After discovering bluegrass with her sisters, Jessica and Megan, Rebecca Lovell started playing banjo and then migrated to mandolin in her mid-teens. “A few years into the formation of Larkin Poe, as we delved deeper and deeper into the blues, it slowly dawned on me that the sonic palette I was searching for was the guitar,” she says. Here she strums her Fender Stratocaster HSS Shawbucker onstage in Toledo. Photo by Ken Settle
How does being sisters affect your band or your sound?
Rebecca: Being sisters does truly affect everything. Just the fact that we have a complete shared history from the word “go,” our experience lines up completely and that makes us very similar in the way that we approach making music together. It’s been something that provides a lot of fire in our relationship. We’ve definitely had to work over the years to create a relationship that is respectful and treated with care between the two of us. As a lot of sibling bands could attest, it’s very difficult to not blow it up. I look at Heart; they’re not touring together right now. I look at the Black Crowes; they’re not touring together. There are so many of these tragedy stories of sibling bands just tearing themselves to shreds, and that’s not what we want to be. I think that kind of dedication to our relationship as sisters really bleeds over into our dedication to the relationship we share with our band and with our fans. It means that we approach everything with a lot of intention, and I think that’s been really good for us.
We’re sisters first and always, and that relationship trumps everything in terms of whatever happens with this band. And I think that we’re able to pull much stronger as a team when we’re getting along. Of course, we have hard moments. You know, everybody can remember what it’s like to be on the road or to be in an uncomfortable situation with your family and you’re able to let little tiny annoyances create this nuclear situation. But we’ve definitely learned to just move through those and to fight constructively and to channel that energy and angst into really making the best music that we can make.
Megan: I think it has such an impact on our sound and the way we make music. Siblings and music go way back. It’s always been kind of a hand-in-hand sort of thing—sibling harmony—and with that we can really speak to each other in a language we understand, and ultimately when we’re making music together, it’s really effortless. The two of us in a room, we can get so much done.
I can’t tell you how many times in the car or on tour we’ll randomly burst out singing the same song, in the same key, in harmony. It’s really eerie! And then we just look at each other like, what?
Rebecca: Like, why is this happening?
You have a YouTube and Instagram video series called Tip o’ the Hat, where you cover songs from different genres. What’s the story behind it?
Rebecca: We started the Tip o’ the Hat series as a way to kill time when we were home off the road, and also to continue to learn. It’s easy to get complacent and not keep pushing your boundaries or injecting new fuel to burn the fire of love of music in your soul. We thought it was a fun way to actually learn songs that were meaningful to us as kids—songs that helped shape the sound of Larkin Poe.
And it seems to have really resonated with people.

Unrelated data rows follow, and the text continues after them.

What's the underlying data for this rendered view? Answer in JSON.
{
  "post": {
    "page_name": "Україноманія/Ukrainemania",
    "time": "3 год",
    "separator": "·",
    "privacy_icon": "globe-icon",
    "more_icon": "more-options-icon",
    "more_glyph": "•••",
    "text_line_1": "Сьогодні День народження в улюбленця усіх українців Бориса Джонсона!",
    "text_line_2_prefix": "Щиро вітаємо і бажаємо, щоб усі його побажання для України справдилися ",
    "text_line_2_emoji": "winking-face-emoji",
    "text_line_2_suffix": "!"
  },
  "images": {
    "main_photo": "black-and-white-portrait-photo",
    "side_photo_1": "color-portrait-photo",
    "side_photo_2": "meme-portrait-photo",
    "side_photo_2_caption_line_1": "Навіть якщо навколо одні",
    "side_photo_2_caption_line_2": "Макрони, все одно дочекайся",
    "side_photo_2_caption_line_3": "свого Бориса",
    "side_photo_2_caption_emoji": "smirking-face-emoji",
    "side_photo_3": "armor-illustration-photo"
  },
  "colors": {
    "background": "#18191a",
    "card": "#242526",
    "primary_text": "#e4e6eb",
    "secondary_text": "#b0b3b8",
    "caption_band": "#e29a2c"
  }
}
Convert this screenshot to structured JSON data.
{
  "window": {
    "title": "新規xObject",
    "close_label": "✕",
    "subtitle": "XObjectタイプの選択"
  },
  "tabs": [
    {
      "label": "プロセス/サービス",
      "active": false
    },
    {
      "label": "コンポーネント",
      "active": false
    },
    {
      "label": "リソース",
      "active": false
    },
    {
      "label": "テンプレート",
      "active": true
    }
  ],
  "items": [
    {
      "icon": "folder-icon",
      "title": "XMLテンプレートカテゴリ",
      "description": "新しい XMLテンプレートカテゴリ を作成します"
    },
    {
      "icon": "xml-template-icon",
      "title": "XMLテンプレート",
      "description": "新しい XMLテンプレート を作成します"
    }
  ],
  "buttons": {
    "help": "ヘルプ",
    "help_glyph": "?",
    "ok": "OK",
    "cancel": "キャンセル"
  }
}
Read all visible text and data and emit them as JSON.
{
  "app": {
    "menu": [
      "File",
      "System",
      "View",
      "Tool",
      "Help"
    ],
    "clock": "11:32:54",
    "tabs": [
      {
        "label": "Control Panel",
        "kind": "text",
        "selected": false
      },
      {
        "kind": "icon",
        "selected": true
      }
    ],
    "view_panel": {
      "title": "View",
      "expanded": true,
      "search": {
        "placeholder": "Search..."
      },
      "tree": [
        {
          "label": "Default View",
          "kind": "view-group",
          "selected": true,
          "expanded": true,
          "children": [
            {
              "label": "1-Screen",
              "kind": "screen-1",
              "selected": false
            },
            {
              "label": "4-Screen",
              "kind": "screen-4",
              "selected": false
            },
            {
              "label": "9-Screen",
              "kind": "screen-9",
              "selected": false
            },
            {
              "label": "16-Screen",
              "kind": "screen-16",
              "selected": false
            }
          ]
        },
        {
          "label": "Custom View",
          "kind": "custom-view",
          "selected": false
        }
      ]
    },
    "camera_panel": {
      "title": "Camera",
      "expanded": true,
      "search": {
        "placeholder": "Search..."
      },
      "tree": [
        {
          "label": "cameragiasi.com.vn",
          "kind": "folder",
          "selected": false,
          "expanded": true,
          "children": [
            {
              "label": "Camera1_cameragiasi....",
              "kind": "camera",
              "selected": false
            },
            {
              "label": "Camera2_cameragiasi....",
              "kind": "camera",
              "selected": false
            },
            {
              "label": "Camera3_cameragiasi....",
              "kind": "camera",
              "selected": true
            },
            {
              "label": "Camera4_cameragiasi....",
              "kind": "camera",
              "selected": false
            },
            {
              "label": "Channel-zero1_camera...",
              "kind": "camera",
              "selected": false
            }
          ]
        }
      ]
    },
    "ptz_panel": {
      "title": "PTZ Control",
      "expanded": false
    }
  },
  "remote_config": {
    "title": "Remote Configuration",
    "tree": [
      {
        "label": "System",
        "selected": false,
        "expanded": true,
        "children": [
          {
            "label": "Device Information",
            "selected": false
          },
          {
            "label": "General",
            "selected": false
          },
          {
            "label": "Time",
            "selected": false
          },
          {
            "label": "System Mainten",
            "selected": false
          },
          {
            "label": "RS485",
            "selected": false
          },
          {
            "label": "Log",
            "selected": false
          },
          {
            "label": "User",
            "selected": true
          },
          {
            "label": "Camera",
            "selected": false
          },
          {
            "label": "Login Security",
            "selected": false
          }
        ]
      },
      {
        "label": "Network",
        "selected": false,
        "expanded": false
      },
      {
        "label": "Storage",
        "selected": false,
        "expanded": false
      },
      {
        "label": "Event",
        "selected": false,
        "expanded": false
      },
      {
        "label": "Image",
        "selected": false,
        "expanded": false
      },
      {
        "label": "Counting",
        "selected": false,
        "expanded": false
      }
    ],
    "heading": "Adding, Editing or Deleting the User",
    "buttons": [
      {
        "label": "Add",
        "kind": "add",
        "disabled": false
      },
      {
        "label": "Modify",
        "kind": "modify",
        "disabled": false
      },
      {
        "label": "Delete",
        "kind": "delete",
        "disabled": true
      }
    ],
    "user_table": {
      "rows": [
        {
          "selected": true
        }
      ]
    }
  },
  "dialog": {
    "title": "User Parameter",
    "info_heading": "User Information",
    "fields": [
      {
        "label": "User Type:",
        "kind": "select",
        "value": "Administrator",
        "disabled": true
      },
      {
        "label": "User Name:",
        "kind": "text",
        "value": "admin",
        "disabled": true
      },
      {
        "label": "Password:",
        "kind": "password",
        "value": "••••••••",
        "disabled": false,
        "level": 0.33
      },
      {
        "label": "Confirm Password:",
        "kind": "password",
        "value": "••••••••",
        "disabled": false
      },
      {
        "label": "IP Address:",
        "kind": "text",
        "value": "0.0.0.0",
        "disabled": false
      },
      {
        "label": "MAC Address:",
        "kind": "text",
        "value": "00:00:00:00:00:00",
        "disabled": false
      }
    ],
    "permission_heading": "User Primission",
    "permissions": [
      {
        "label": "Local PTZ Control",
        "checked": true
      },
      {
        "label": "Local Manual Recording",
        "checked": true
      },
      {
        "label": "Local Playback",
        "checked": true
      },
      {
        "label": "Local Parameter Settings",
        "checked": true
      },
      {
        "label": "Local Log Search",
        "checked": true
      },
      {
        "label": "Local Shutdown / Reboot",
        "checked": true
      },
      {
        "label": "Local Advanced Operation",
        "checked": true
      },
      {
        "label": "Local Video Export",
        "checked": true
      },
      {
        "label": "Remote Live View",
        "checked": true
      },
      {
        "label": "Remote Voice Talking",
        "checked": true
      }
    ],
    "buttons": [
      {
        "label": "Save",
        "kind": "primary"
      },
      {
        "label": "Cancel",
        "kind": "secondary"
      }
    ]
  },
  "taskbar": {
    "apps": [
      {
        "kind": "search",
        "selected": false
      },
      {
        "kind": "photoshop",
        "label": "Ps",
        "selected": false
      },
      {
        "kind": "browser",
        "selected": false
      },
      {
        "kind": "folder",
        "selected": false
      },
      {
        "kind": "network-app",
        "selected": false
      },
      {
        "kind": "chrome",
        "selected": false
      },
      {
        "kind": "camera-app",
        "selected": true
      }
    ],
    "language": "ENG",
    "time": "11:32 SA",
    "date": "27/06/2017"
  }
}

Rebecca: That was very exciting for us to see people’s imaginations get captured by the covers we were performing. In a lot of ways, starting off that series was a huge mile-marker for us, in terms of realizing the strength of our musical bond as sisters and being willing to have the courage to go into the studio to make a record—just the two of us.
Leading up to the Tip o’ the Hat music series, all of the albums we’d made were definitely really tricked-out and overproduced. When we started making videos with just the two of us, people were leaving comment after comment of, “Oh wow, please make records just like this, we love this stripped-back thing.” That was a big wakeup call for us to consider going in and actually doing just that. That’s when we made Peach, in late 2017. Over a long weekend at a studio in Nashville, we cranked out 11 songs that feature just the two of us. We self-produced, we played all the instruments. For us, it was such a cool transitional period that informed what we’re going to keep doing from here on out.
So you work fast as a band. When was Venom & Faith recorded?
Rebecca: Venom & Faith was recorded over a period of weeks this past spring. We knew we were going to be out on the road so much with Keith Urban and with our own touring that it was the only time we could actually make a record, if we wanted to release one this year. Because we’d made Peach so recently, it really took a lot of soul-searching and digging deep to find the creative source from which to bring Venom & Faith into fruition. It was a really good exercise, because it was a quick turnaround. It’s our favorite record we’ve made to this day, and we made it very similarly to Peach, as well, in terms of self-producing and playing everything.
What’s different about these two records?
Rebecca: Peach was half originals and half covers—very traditional blues covers. We kept the production very, very sparse, and we kept with very organic sounds. We tried to rein it in and let it be a tribute to the journey of blues, as it were.
With Venom & Faith, there were more original songs, and we tried to push more boundaries in terms of introducing a more modern and contemporary sound palette. Because we grew up in Atlanta listening to a lot of hip-hop music, we wanted to mix some of those larger-than-life sounds with the traditional blues elements. Given that we write songs that harken back to the ’30s and ’40s blues structure, we thought it would be cool to try to interlace the old with the new. I think we tipped that way a little bit on Peach, and Venom & Faith took it further down the path.